The Mothers Karamazov

Carol Flath, Duke University

Dostoevskij’s works have justifiably drawn their share of psychoanalytic readings. Raskol′nikov’s murder of the pawnbroker and her sister in Crime and Punishment, for example, has been interpreted as an attempt to overcome the oppressive power of the mother (Breger and others). Elizabeth Dalton’s brilliant reading of The Idiot demonstrates the sources of that novel’s power in hidden Oedipal tensions and the workings of the primal scene. The philosophical, psychological, and symbolic importance of the struggle of sons against fathers is dominant in studies of Demons and The Brothers Karamazov. The current proposed interpretation of The Brothers Karamazov focuses attention away from the obvious paternal conflict onto the missing mothers: Adelejda Ivanovna Mjusova, the gentle Sofija Ivanovna, and Stinking Lizaveta.

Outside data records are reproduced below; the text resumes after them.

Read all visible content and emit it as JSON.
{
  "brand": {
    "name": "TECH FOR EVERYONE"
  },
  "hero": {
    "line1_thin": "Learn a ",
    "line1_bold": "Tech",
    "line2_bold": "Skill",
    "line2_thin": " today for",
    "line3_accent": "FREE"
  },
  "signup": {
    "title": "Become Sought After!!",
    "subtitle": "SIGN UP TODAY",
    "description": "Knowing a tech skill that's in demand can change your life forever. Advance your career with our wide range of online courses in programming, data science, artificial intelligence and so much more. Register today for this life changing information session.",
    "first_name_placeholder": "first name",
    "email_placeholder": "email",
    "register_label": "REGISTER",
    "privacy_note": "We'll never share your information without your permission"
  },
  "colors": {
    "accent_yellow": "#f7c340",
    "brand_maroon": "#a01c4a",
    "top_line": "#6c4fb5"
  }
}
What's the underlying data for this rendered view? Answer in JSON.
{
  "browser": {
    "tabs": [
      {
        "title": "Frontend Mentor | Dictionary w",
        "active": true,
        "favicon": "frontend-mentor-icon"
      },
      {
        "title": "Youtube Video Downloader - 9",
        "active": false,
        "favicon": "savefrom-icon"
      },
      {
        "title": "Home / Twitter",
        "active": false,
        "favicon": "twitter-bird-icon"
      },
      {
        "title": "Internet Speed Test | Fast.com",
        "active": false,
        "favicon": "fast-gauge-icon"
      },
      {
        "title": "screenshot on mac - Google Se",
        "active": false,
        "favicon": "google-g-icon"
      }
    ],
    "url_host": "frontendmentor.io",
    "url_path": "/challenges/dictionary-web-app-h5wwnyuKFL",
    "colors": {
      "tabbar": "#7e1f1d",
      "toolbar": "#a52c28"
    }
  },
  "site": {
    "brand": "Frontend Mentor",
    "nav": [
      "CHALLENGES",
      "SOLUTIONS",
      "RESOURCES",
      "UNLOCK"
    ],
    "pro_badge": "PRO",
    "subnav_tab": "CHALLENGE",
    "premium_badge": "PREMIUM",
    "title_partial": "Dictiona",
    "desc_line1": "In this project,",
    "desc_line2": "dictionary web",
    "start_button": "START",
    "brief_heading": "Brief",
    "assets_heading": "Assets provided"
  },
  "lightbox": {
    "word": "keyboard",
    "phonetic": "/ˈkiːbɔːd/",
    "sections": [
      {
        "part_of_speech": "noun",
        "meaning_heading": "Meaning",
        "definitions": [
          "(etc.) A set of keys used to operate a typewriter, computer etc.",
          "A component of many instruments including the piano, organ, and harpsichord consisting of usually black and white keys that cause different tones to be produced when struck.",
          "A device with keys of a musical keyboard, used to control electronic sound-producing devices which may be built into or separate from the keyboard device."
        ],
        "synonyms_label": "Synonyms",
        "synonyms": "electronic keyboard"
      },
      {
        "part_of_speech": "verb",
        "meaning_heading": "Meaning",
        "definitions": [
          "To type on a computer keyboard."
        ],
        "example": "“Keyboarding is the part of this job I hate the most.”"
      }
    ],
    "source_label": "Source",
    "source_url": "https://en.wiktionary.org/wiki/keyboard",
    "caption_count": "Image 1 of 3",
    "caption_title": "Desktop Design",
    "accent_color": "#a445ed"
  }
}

Although the rage of the sons is directed against the father, it is the imbalance caused by the absence of their mothers that has allowed this conflict to develop to the breaking point.

Fedor Pavlovič Karamazov’s guilt before his wives and sons has generally been taken as a given. And yet, as in all of Dostoevskij’s best work, the boundary between righteousness and sin is a fragile one. In spite of his misdeeds and weaknesses Fedor Pavlovič represents a vital life principle that can be demonstrated at all levels of the text. In contrast, his women are all dead—and not simply in the obvious, superficial sense of the word. Our reading is necessarily symbolic and to a degree abstract. It goes as follows: How is Adelejda Ivanovna, who deserted her husband and young son Dmitrij to run to Petersburg with a seminarist (a negatively marked character type and location in Dostoevskij’s works), not guilty? The answer to this question builds on Susan Amert’s insightful exploration of the Ophelia motif in the novel. The second wife, Sofija Ivanovna, presents a more enigmatic identity. The narrator describes her to us as childlike, abused, oppressed and religious (positive markers in Dostoevskij’s hierarchy of moral worth). Aleša’s memory of his mother’s icon-wailing scene is generally cited as the source of his own deep spirituality and goodness (most compellingly by Diane Thompson). I will explore two questions: 1. Elsewhere in the novel klikuši are shown to be possessed and in need of exorcism (or the equivalent) from Zosima; how, then, can we interpret Sofija’s hysteria as a source of spiritual peace and goodness? In solving this riddle I turn for help to Ljudmila Saraskina’s seminal and iconoclastic rereading of Demons’ Marija Timofeevna; 2. Might it be possible on the symbolic level to view Sofija’s marriage to Fedor Pavlovič Karamazov as a life-affirming choice? Relevant to this issue are a) his clear association with the life principle and b) her pre-marriage enthusiasm for suicide—the fate of Dostoevskij’s most irretrievably damned characters. Stinking Lizaveta, the raped innocent, may prove to be the most challenging of our targets. We will explore the pre-rape dialogue among the town drunks as to whether even this low creature can be considered a woman (not a beast—zver′)—to which only Fedor Pavlovič can answer in the affirmative—and Grigorij’s post-rape contribution to Fedor Pavlovič’s defense: “ona sama, nizkaja, vinovata” (14: 2).

These are dangerous questions, but Dostoevskij’s art draws its great power from primeval ambiguities. And we anticipate an uplifting conclusion: all, including the ostensibly innocent, are guilty.